Скучающий тон говорил о том, что Флакнер выполнял рутинное задание. Однако после того, как он закончил объяснения, его лицо просветлело, как если бы в голову ему пришла оригинальная мысль. Он достал из кармана записывающее устройство.

– Эй, святой отец! Наш рекламный отдел был бы рад услышать любой положительный отзыв о наших методах работы. Слова служителя культа имеют особый вес. Как насчет того, чтобы сказать: предоставление детям возможности реализовать наиболее агрессивные импульсы в контролируемой обстановке предпочтительнее, чем совершение ими преступлений в реальной жизни, что создало бы угрозу их бессмертной…

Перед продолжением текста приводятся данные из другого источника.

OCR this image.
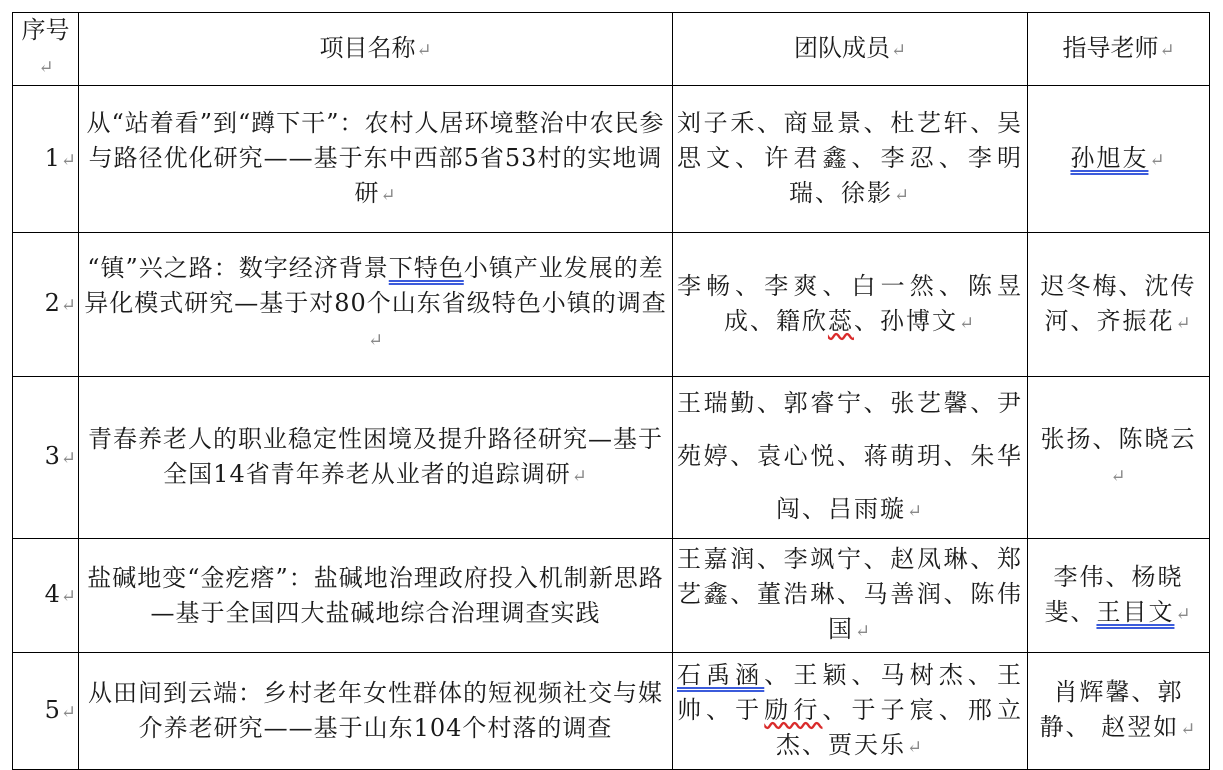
序号↵	项目名称↵	团队成员↵	指导老师↵
1↵	从“站着看”到“蹲下干”：农村人居环境整治中农民参与路径优化研究——基于东中西部5省53村的实地调研↵	刘子禾、商显景、杜艺轩、吴思文、许君鑫、李忍、李明瑞、徐影↵	孙旭友↵
2↵	“镇”兴之路：数字经济背景下特色小镇产业发展的差异化模式研究—基于对80个山东省级特色小镇的调查↵	李畅、李爽、白一然、陈昱成、籍欣蕊、孙博文↵	迟冬梅、沈传河、齐振花↵
3↵	青春养老人的职业稳定性困境及提升路径研究—基于全国14省青年养老从业者的追踪调研↵	王瑞勤、郭睿宁、张艺馨、尹苑婷、袁心悦、蒋萌玥、朱华闯、吕雨璇↵	张扬、陈晓云↵
4↵	盐碱地变“金疙瘩”：盐碱地治理政府投入机制新思路—基于全国四大盐碱地综合治理调查实践	王嘉润、李飒宁、赵凤琳、郑艺鑫、董浩琳、马善润、陈伟国↵	李伟、杨晓斐、王目文↵
5↵	从田间到云端：乡村老年女性群体的短视频社交与媒介养老研究——基于山东104个村落的调查	石禹涵、王颖、马树杰、王帅、于励行、于子宸、邢立杰、贾天乐↵	肖辉馨、郭静、 赵翌如↵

– Хорошо! У меня найдется для вас комментарий под запись! Если есть на свете что-то отвратительнее войны, так это то, чем занимается ваша компания. На войне хотя бы бушуют страсти. Ваши же действия просчитаны, так поступают автоматы, а не люди!

Флакнер немного отодвинулся, словно испугался, что его могут ударить прямо через разделительное стекло, и примирительно пробормотал:

– Мы всего лишь привлекаем науку на службу морали. Вы, надеюсь, видите, что…

– Я вижу перед собой человека, на которого мне впервые в жизни хочется наложить анафему. Вы совершили грех по отношению к малым детям, а потому лучше было бы повесить вам мельничный жернов на шею и потопить вас в пучине морской. Идите от меня во тьму вечную!

Лицо Флакнера мгновенно покрылось красными пятнами, голос наполнился колючим гневом.

– Вы еще пожалеете о сказанном – обещаю! Вы оскорбили не только меня, но и тысячи добрых сограждан, которым моя компания помогает спасти детей от геенны огненной. Вы за это ответите!

Флакнер повернулся на каблуках и вышел из кабины.

Разлагающее действие света и энергии

– Гейла, разумеется, в порядке! Что может для ребенка стать более радостным открытием и лучшим утешением, чем понимание того, что мать, которую она сознательно любила, но подсознательно ненавидела, убита – и все же жива?

Флакнер вытер пот со лба, надеясь, что испарину отнесут на счет летней духоты.

– А теперь разрешите позвонить с вашего телефона? Если можно, без посторонних. Родителям не обязательно знать наши методы во всех подробностях.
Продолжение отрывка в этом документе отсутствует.